The cache is hidden slightly to one side of the start of the scramble up to the ‘Seat’ but the ridge is relatively flat and wide at this point so there is plenty of room to sit in relative shelter and sign the log.
The cache itself is a small ‘clip and lock’ box about 6 cm square so it should be waterproof and strong enough to survive without attention for long periods. It will take geocoins or small TB’s but please don’t clog it up with odd bits of paper or ‘geotat’ that will hold moisture or go soggy. This cache should only be attempted by strong walkers and competent mountaineers - geocachers who like the more challenging type of cache locations. If you are not happy on exposed ridges then "The Forge" (GCWPPD) down in the corrie is the cache you should go for. When initially placed it contains a log book, pencil and a Scottish lassie for the FTF to take home with them.
NOTE: Neither the mountain nor this cache should not be attempted in high winds. In good conditions it is not a place for the inexperienced.
Postscript: According to the ‘Angry Corrie’ website “Little is known of the mysterious Lord Berkeley, but even though the present incumbent is a Labour peer, it's likely the first four letters of his surname applied to the original”..... because apparently this gentleman sat on the top with his legs dangling over the edge whilst smoking a pipe.
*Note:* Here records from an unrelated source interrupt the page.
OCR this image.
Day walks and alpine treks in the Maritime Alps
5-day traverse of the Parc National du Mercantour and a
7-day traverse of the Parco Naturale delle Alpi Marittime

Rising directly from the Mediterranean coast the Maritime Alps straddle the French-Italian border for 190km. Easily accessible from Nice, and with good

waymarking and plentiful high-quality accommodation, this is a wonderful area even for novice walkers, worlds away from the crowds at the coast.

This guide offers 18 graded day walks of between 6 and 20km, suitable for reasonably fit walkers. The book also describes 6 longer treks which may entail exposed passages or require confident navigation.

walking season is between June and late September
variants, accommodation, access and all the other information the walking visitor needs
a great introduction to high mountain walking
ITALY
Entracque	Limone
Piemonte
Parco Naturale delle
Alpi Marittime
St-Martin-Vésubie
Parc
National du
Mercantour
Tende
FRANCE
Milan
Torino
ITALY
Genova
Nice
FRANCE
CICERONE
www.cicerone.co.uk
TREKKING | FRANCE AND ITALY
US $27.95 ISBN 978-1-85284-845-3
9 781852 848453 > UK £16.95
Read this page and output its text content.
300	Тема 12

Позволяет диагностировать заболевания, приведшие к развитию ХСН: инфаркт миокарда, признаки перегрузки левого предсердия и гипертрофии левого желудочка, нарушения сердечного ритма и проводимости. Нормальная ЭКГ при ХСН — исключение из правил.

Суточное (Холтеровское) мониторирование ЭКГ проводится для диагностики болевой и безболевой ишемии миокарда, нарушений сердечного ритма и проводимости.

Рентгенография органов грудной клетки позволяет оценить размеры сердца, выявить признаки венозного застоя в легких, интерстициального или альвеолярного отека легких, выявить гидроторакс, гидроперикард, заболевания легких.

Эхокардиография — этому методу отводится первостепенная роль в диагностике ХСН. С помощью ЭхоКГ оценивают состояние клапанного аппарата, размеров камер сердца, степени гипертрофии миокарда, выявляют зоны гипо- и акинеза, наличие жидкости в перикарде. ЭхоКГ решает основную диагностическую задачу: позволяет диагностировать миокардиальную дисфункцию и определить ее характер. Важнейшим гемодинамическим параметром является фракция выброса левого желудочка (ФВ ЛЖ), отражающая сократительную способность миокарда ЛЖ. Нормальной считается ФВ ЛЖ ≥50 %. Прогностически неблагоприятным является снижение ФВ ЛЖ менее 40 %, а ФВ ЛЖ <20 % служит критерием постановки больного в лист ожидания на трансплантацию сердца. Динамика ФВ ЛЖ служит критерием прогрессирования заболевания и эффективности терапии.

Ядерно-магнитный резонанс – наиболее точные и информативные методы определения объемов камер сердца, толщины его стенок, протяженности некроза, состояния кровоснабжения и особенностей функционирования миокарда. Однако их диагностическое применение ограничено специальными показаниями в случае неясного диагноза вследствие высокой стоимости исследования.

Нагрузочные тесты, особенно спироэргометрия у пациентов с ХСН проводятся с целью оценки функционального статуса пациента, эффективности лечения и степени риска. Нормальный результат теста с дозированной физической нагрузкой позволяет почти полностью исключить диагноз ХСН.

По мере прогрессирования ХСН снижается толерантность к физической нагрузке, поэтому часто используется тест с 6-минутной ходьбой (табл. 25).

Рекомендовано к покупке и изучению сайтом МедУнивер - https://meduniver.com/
My own internet search suggests that perhaps it was Rt. Hon. George Charles Grantley Fitzhardinge Berkeley MP (1800-1881) who devoted most of his life to hunting and was a bit weird for, as well as several dogs, he kept a tame cormorant called Jack. Apparently as a child, he and his brothers used to pick fights with the local children near their estate at Cranford, and horse whip them. The website I found says "He represents the degenerate English aristocrat at its very worst!”
Additional postscript: Near the summit of Sail Liath. I had the most surprising encounter with a BBC4 television team and was briefly interviewed about Munro-bagging by Nick (I always have my umbrella handy) Crane of "Coast" fame!!